The irrationality of rationalism

June 2, 2011 / By

According to Adam Smith, as demand for a good exceeds supply, price rises. This in turn drives suppliers to release more goods to capture that supernormal profit and inevitably prices will come back to normalcy.  This economic self equalisation is only possible if the market is rational.

So what happens when this economic rationalism is met by irrationality? Well, you get the Singapore residential market. There are almost 14,000 units available for sale of which over 4,000 units have been launched but remains unsold today. This is the largest volume I have seen since 2007. The remaining 10,000 units are all ready to be released to the market at any given time.

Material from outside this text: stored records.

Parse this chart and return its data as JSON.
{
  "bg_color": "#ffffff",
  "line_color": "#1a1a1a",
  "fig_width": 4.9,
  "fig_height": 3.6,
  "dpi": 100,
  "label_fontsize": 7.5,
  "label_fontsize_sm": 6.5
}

So why is the market so bullish? We have seen average private residential prices rising by another 2.2% in 1Q11 after the 2.7% recorded in 4Q10 while at the same time, the unsold stock increased at over 28% during that period. This irrationality stems from the Singaporean “kiasu” attitude (a local term used to describe the fear of losing). We can’t be blamed after all we have been bred in a highly competitive environment where resources – natural and manufactured, are always limited.

Whether it’s a genuine or perceived limitation is inconsequential. Singaporeans fear that if we miss the boat, we will be stranded even though there may be another approaching. Better safe than sorry. Who cares when there are 14,000 units available, just buy now before more foreigners come and you could lose out. This is the Singapore “kiasu-ism” at its best.